Argo CD was left configured with elevated controller resources, ARGOCD_K8S_CLIENT_QPS=150 and ARGOCD_K8S_CLIENT_BURST=300, and cluster cache parameters PAGE_SIZE=10000 and BUFFER_SIZE=10. UI compression was enabled on the argocd‑server and Redis usage was validated to ensure caching was not a limiting factor. No additional controller replicas were added because the deployment model constrained HA controller sharding on a single connected cluster.

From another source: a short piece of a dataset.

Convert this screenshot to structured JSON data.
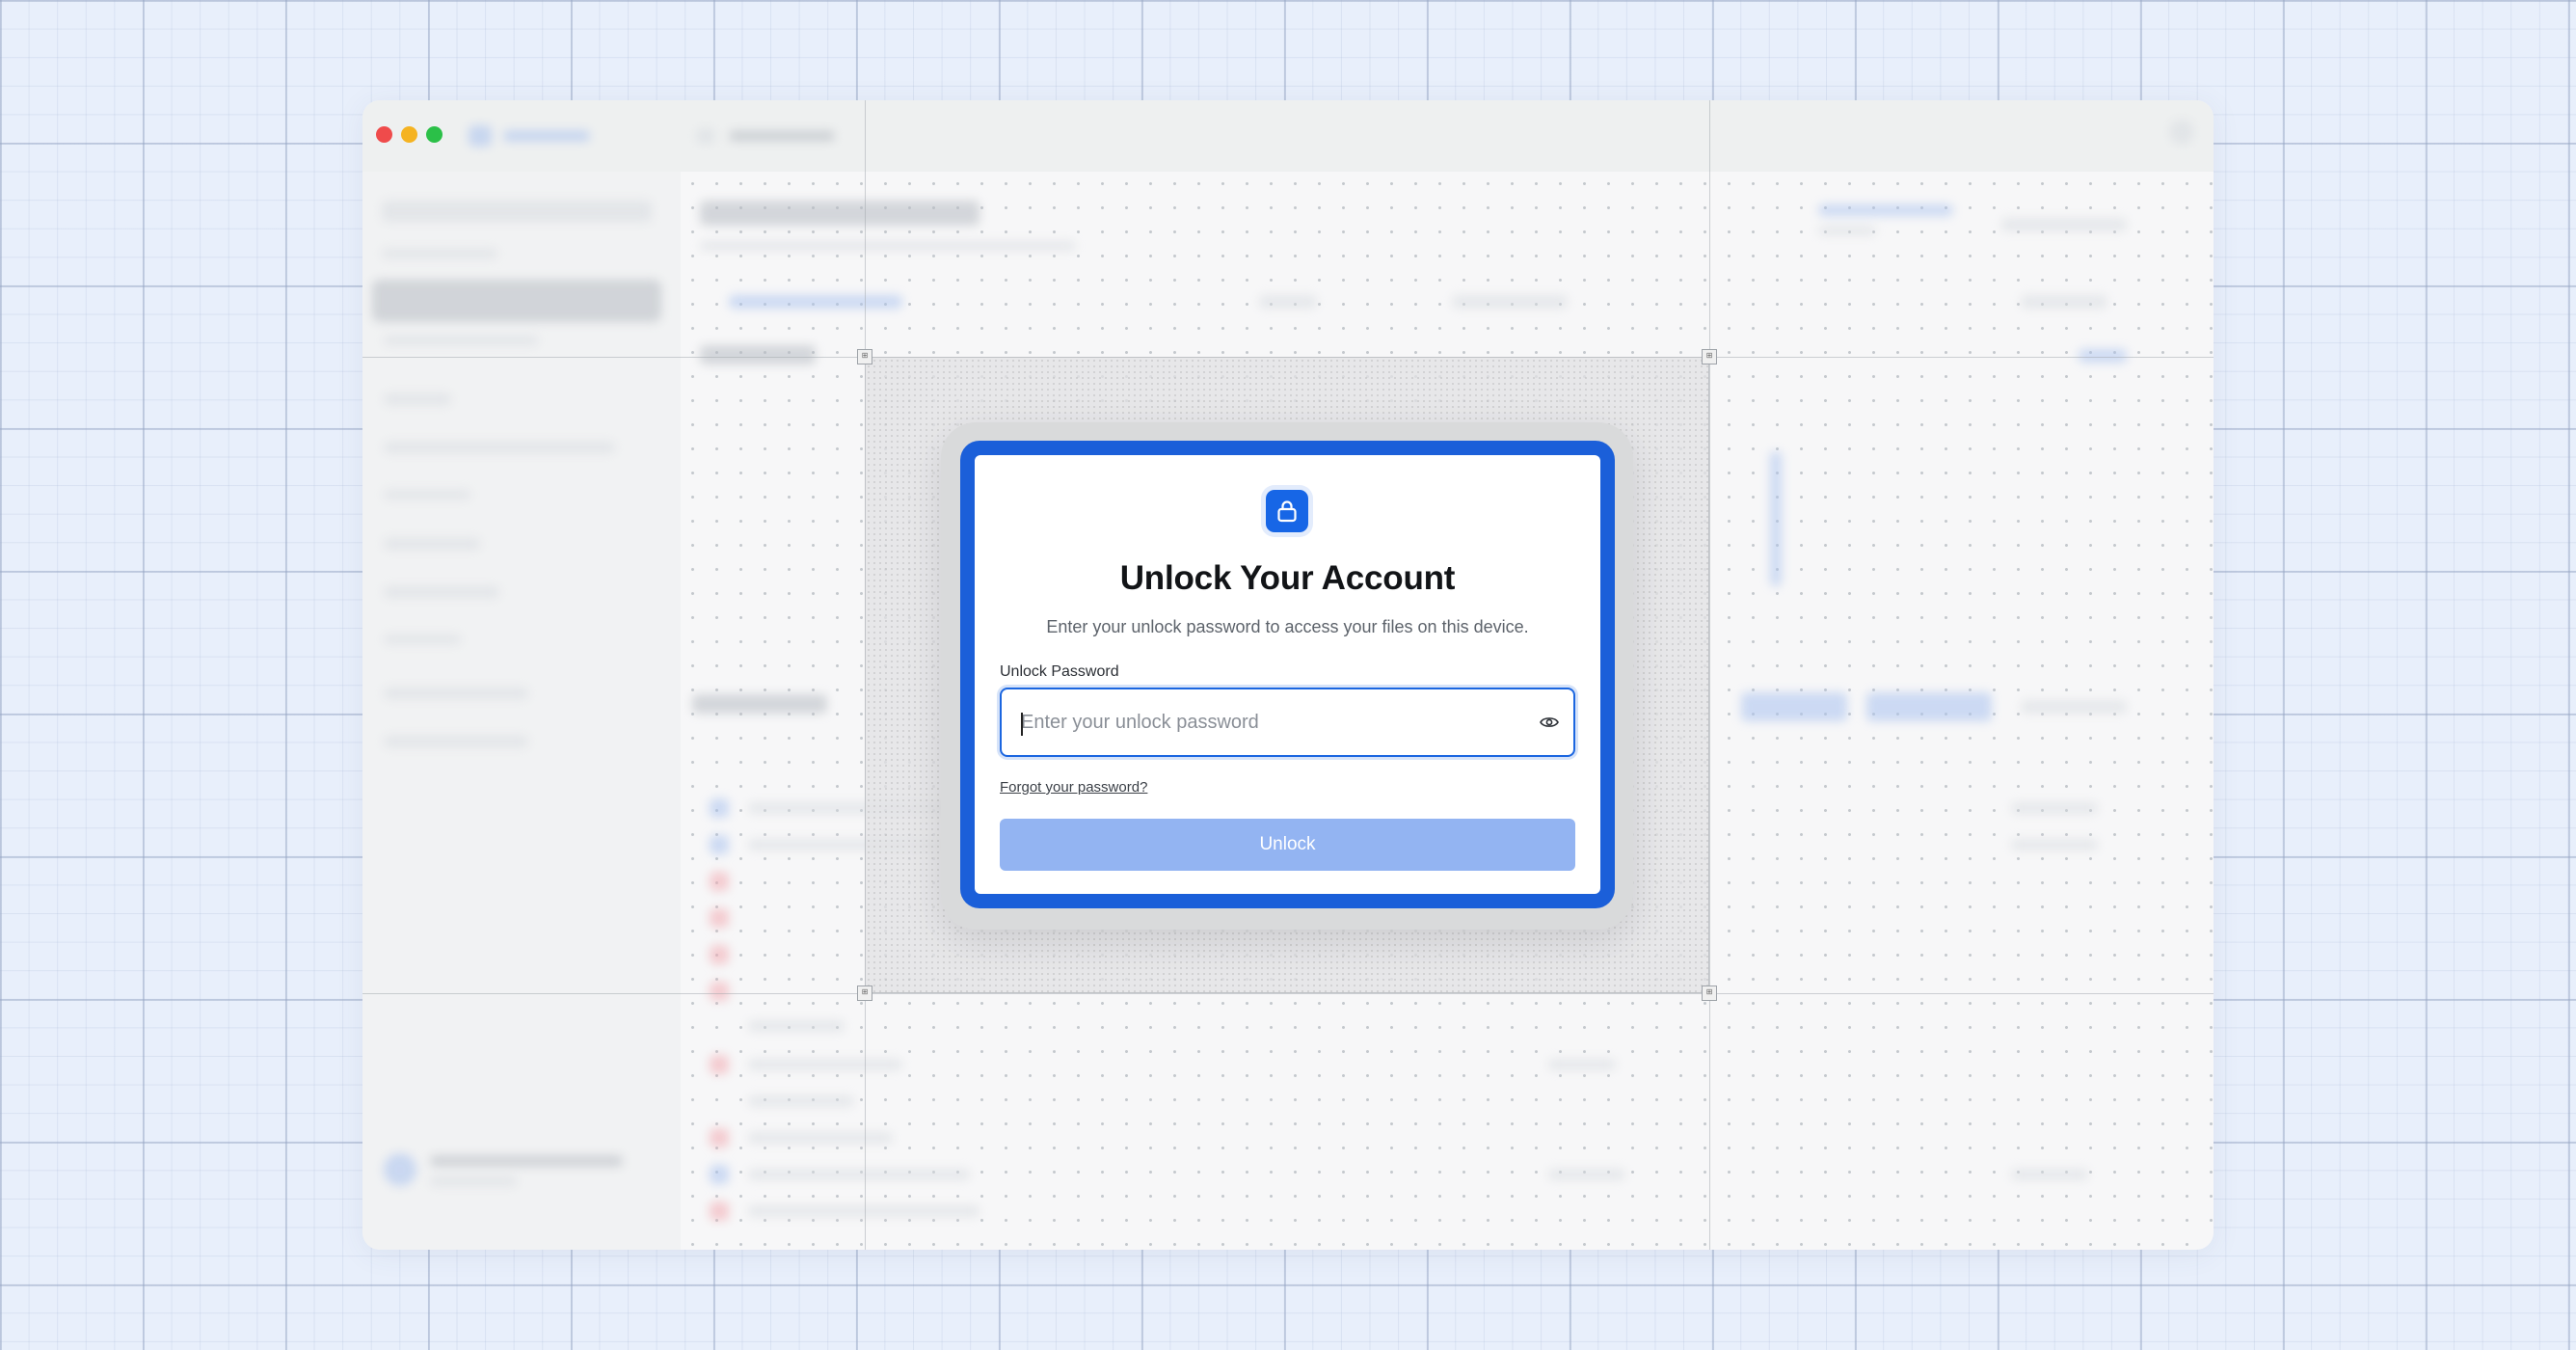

These changes work because they reduce control‑plane request amplification (larger page sizes and buffering), allow short spikes to be served without immediate client‑side throttling (higher QPS/BURST), and reduce payload pressure on the Argo CD API/UI path (compression). Together these measures mitigate transient API server/etcd contention when Argo CD performs large, concurrent reconciliation operations.

Conclusion:

Post‑changes, median sync times decreased (commonly from >30 minutes toward ~15 minutes) and UI responsiveness improved during bulk refreshes. Outlier tail latency for very large app‑of‑apps syncs was reduced but not entirely eliminated; recommended next steps for further improvement are control‑plane I/O tuning (etcd disk type and fsync latency), APF tuning on the cluster control plane, or adopting a multi‑cluster controller sharding model where feasible. The immediate operational outcome was a measurable reduction in failed pipeline runs due to sync timeouts and improved day‑to‑day responsiveness of Argo CD.